BrokenTune 1 year ago
Yes! I loved that he mentioned so many scientists and from so many different countries. The whole scientific community aspect of this novel was fab.

My next will be The Mysterious Island, which is a sort of sequel to Twenty Thousand Leagues. I loved Capt. Nemo as a kid, and still do, but the rest of the book doesn't hold as much sway for me as Journey does. 80 Days is fun, but it lacks something for me.

The Count of Monte Cristo is another favourite that I first encountered as a kid. My gran used to read it to me (that and Three Musketeers....I hated her other, more kid-oriented books, especially Heidi). But it is long, and it is heavy on the details of everything that Dantes does. So, it is something that requires a lot of patience...much like Dantes' revenge.
BrokenTune 1 year ago
Re Doyle: Not yet but I am slowly working my way through them. I have a couple to pick up from the library, but sadly not The Lost World, yet. I'm hoping soon, tho.
Any particular advice on a translation of Count of Monte Cristo? If you liked The 3 Musketeers you might like to try the Khaavren Romances by Steven Brust? It's a semi fantasy/adventure set of novels written in the style of the 3 Musketeers. Even the way the books are set out.

My experience of the 3 Musketeers is a kiddies animated series with mostly dogs and the occassional cat. It was fun.
BrokenTune 1 year ago
Dogtanan!! :D I'm not a big fan of the Three Musketeers, not the first story in the series. I did love The Man in the Iron Mask, tho, for the historical setting, and still at some point want to read the books in between them.

I'm not sure about a particular translation for The Count.
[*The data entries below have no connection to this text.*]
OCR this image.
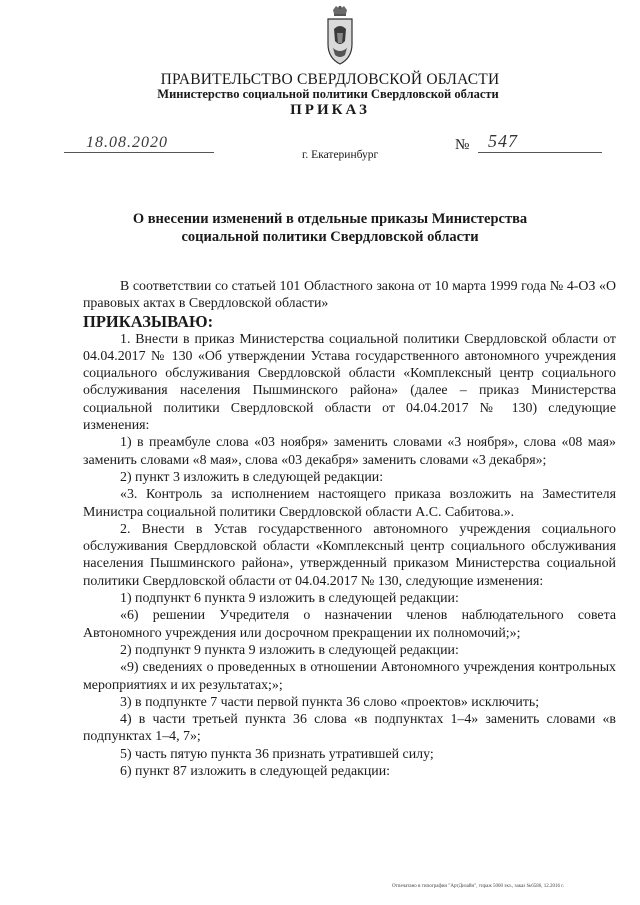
ПРАВИТЕЛЬСТВО СВЕРДЛОВСКОЙ ОБЛАСТИ
Министерство социальной политики Свердловской области
ПРИКАЗ
18.08.2020
г. Екатеринбург
№ 547
О внесении изменений в отдельные приказы Министерства социальной политики Свердловской области

В соответствии со статьей 101 Областного закона от 10 марта 1999 года № 4-ОЗ «О правовых актах в Свердловской области»

ПРИКАЗЫВАЮ:

1. Внести в приказ Министерства социальной политики Свердловской области от 04.04.2017 № 130 «Об утверждении Устава государственного автономного учреждения социального обслуживания Свердловской области «Комплексный центр социального обслуживания населения Пышминского района» (далее – приказ Министерства социальной политики Свердловской области от 04.04.2017 № 130) следующие изменения:

1) в преамбуле слова «03 ноября» заменить словами «3 ноября», слова «08 мая» заменить словами «8 мая», слова «03 декабря» заменить словами «3 декабря»;

2) пункт 3 изложить в следующей редакции:

«3. Контроль за исполнением настоящего приказа возложить на Заместителя Министра социальной политики Свердловской области А.С. Сабитова.».

2. Внести в Устав государственного автономного учреждения социального обслуживания Свердловской области «Комплексный центр социального обслуживания населения Пышминского района», утвержденный приказом Министерства социальной политики Свердловской области от 04.04.2017 № 130, следующие изменения:

1) подпункт 6 пункта 9 изложить в следующей редакции:

«6) решении Учредителя о назначении членов наблюдательного совета Автономного учреждения или досрочном прекращении их полномочий;»;

2) подпункт 9 пункта 9 изложить в следующей редакции:

«9) сведениях о проведенных в отношении Автономного учреждения контрольных мероприятиях и их результатах;»;

3) в подпункте 7 части первой пункта 36 слово «проектов» исключить;

4) в части третьей пункта 36 слова «в подпунктах 1–4» заменить словами «в подпунктах 1–4, 7»;

5) часть пятую пункта 36 признать утратившей силу;

6) пункт 87 изложить в следующей редакции:

Отпечатано в типографии "АртДизайн", тираж 5000 экз., заказ №6586, 12.2016 г.
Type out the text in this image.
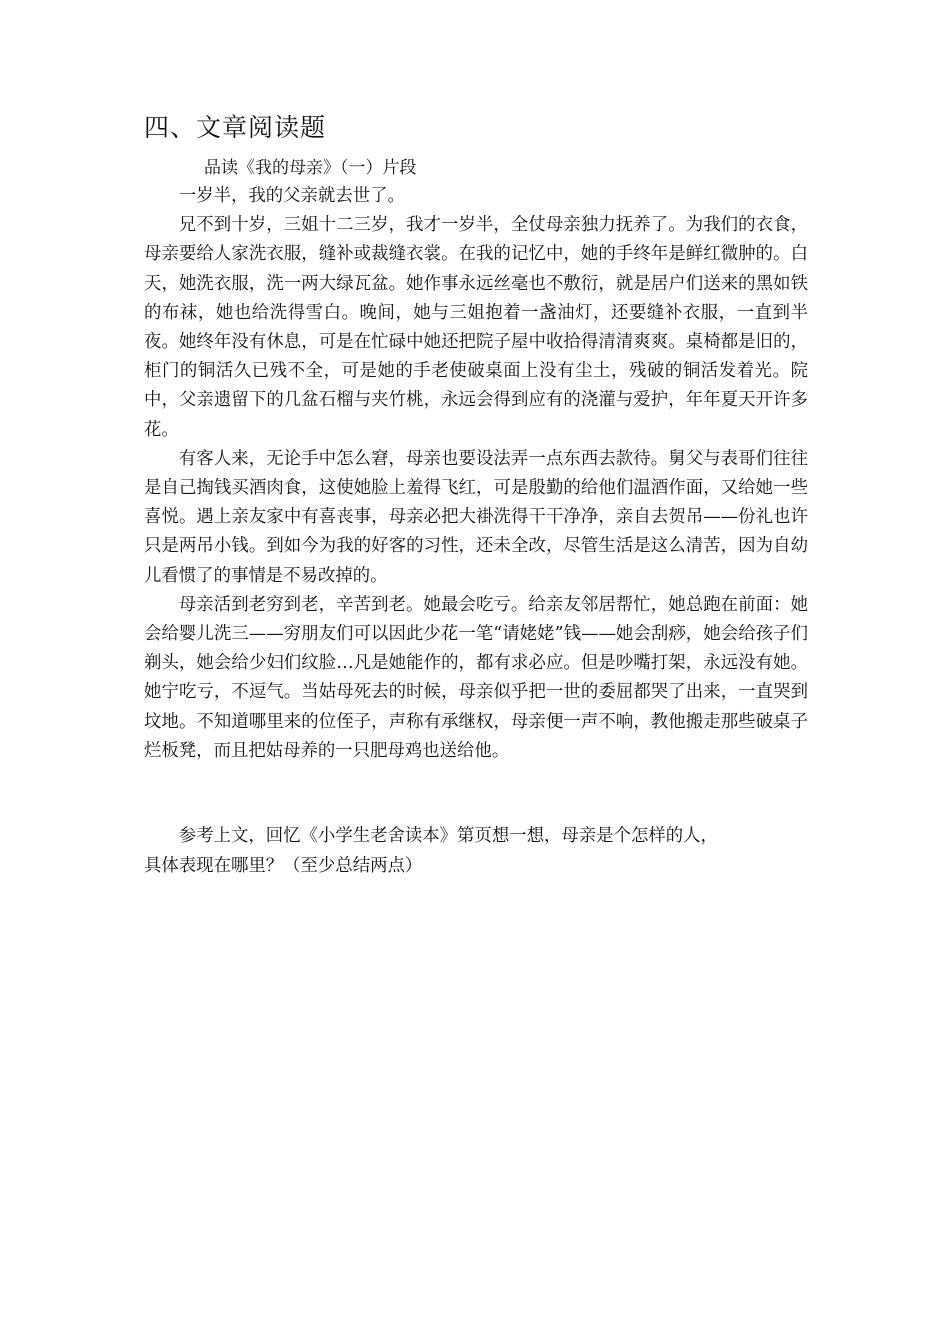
四、文章阅读题

品读《我的母亲》（一）片段

一岁半，我的父亲就去世了。

兄不到十岁，三姐十二三岁，我才一岁半，全仗母亲独力抚养了。为我们的衣食，母亲要给人家洗衣服，缝补或裁缝衣裳。在我的记忆中，她的手终年是鲜红微肿的。白天，她洗衣服，洗一两大绿瓦盆。她作事永远丝毫也不敷衍，就是居户们送来的黑如铁的布袜，她也给洗得雪白。晚间，她与三姐抱着一盏油灯，还要缝补衣服，一直到半夜。她终年没有休息，可是在忙碌中她还把院子屋中收拾得清清爽爽。桌椅都是旧的，柜门的铜活久已残不全，可是她的手老使破桌面上没有尘土，残破的铜活发着光。院中，父亲遗留下的几盆石榴与夹竹桃，永远会得到应有的浇灌与爱护，年年夏天开许多花。

有客人来，无论手中怎么窘，母亲也要设法弄一点东西去款待。舅父与表哥们往往是自己掏钱买酒肉食，这使她脸上羞得飞红，可是殷勤的给他们温酒作面，又给她一些喜悦。遇上亲友家中有喜丧事，母亲必把大褂洗得干干净净，亲自去贺吊——份礼也许只是两吊小钱。到如今为我的好客的习性，还未全改，尽管生活是这么清苦，因为自幼儿看惯了的事情是不易改掉的。

母亲活到老穷到老，辛苦到老。她最会吃亏。给亲友邻居帮忙，她总跑在前面：她会给婴儿洗三——穷朋友们可以因此少花一笔“请姥姥”钱——她会刮痧，她会给孩子们剃头，她会给少妇们纹脸…凡是她能作的，都有求必应。但是吵嘴打架，永远没有她。她宁吃亏，不逗气。当姑母死去的时候，母亲似乎把一世的委屈都哭了出来，一直哭到坟地。不知道哪里来的位侄子，声称有承继权，母亲便一声不响，教他搬走那些破桌子烂板凳，而且把姑母养的一只肥母鸡也送给他。

参考上文，回忆《小学生老舍读本》第页想一想，母亲是个怎样的人，

具体表现在哪里？（至少总结两点）
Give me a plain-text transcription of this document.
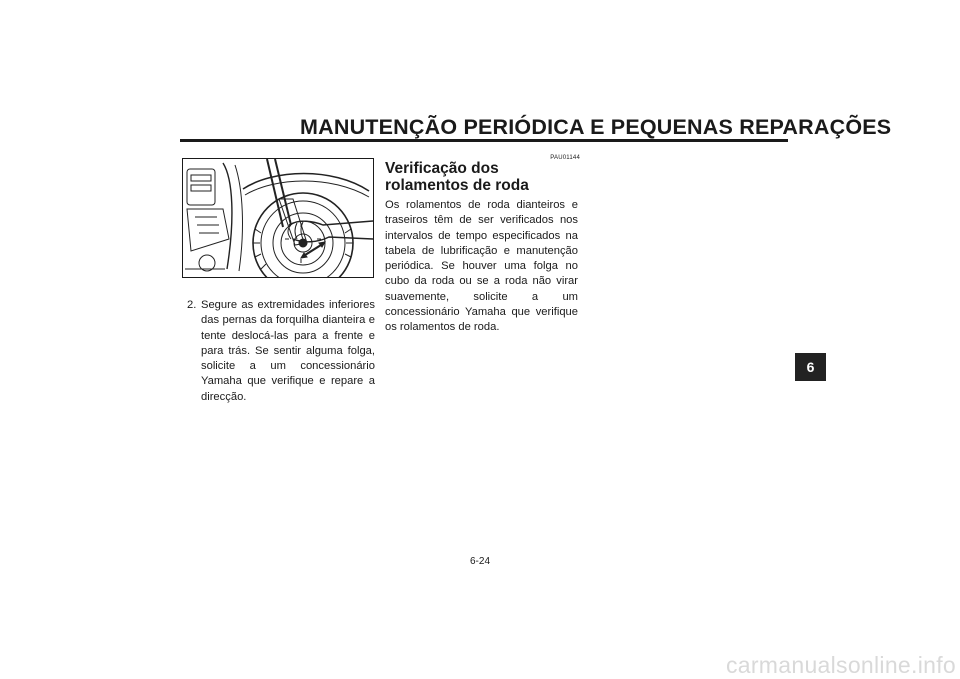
MANUTENÇÃO PERIÓDICA E PEQUENAS REPARAÇÕES
2. Segure as extremidades inferiores das pernas da forquilha dianteira e tente deslocá-las para a frente e para trás. Se sentir alguma folga, solicite a um concessionário Yamaha que verifique e repare a direcção.
PAU01144
Verificação dos rolamentos de roda
Os rolamentos de roda dianteiros e traseiros têm de ser verificados nos intervalos de tempo especificados na tabela de lubrificação e manutenção periódica. Se houver uma folga no cubo da roda ou se a roda não virar suavemente, solicite a um concessionário Yamaha que verifique os rolamentos de roda.
6
6-24
carmanualsonline.info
I need to re-read it, too, but haven't looked into that, yet.
Well, I've done a bit of research on the Monte Cristo translation and the recommended one is the unabridged Penguin edition translated by Robin Buss but the Oxford World's Classic series also has an unabridged translation by David Coward which I can't find any information about. There are also apparently a vast number of poorly translated abridged versions floating about.
BrokenTune 1 year ago
Abridged versions! Yech...!

Thanks for doing the research on this.
Do you prefer the Oxford World Classics to the Penguin series or is it a matter of collecting all the matching spines?
Re matching spines - I am tempted.

Either the Penguin or the Oxford will work for which ever book you are looking at. They usually contain the same material, translations (if any) will probably be different, and the supplementary introduction and appendices (if any) usually cover different material. The Penguin editions seem to be slightly cheaper.
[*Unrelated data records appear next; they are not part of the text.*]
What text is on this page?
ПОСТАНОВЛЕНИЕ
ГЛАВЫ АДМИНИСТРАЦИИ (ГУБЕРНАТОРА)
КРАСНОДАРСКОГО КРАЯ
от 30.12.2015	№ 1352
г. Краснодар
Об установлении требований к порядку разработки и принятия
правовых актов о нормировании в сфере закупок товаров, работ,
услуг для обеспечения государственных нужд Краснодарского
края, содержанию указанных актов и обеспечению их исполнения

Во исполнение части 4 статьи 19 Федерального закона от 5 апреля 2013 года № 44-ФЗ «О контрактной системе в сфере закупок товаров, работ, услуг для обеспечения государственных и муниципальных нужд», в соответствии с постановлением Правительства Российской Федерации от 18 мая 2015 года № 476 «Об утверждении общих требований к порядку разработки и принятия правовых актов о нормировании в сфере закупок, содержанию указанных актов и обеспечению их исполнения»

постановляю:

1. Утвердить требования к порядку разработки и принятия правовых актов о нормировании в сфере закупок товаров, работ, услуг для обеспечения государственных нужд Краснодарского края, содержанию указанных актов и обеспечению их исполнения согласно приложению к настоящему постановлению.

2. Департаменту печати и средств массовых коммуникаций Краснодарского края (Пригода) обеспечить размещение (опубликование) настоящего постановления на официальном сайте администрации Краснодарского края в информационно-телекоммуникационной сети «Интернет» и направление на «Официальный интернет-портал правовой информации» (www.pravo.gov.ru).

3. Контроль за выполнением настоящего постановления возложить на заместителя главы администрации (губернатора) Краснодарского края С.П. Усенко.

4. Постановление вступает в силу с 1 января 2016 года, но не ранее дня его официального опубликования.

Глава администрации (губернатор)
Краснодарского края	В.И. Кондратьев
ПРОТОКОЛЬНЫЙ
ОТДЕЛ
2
I've got all but one of the Icelandic Sagas in the Penguin version. The odd one out I chose the Oxford version because I had other books by that translator and liked his work. I've got a mish mash of Oxford and Penguin for the mythology stuff. Both publishers produce decent work so it is just a matter of translation and supplemental material if you are picky. Both publishers produce books of the same size so they fit nicely on the shelf together anyway. :)

For Count of MC, I'm probably going to end up going with the Penguin edition (assuming I buy it) simply because it comes in hardcover. A 1300+ page book needs to be in hardcover or the spine breaks and the book falls apart.
BrokenTune 1 year ago
Ah, ... For some reason, I got the impression that you preferred the Oxford ones.
*shruggs* The last book (Journey to the Centre of the Earth) had the prettier cover... and now all the Jules Verne have to have the same spine. And since these are classics, most of the other classics I buy will probably also be Oxford - matching spines and covers. *ducks* Except the George MacDonald Fairy Tales and Nutcracker and Mouse King because Oxford doesn't have those.

This is bad. I need to stop shopping for books 2 years in advance.
Murder by Death 1 year ago
You mean, not everybody shops for books 2 years in advance? Ok, 2 might be a stretch, but my list of to buy is usually 18 months out at any given time. I like to be prepared when it comes to books. Nothing else, mind you, just books. :)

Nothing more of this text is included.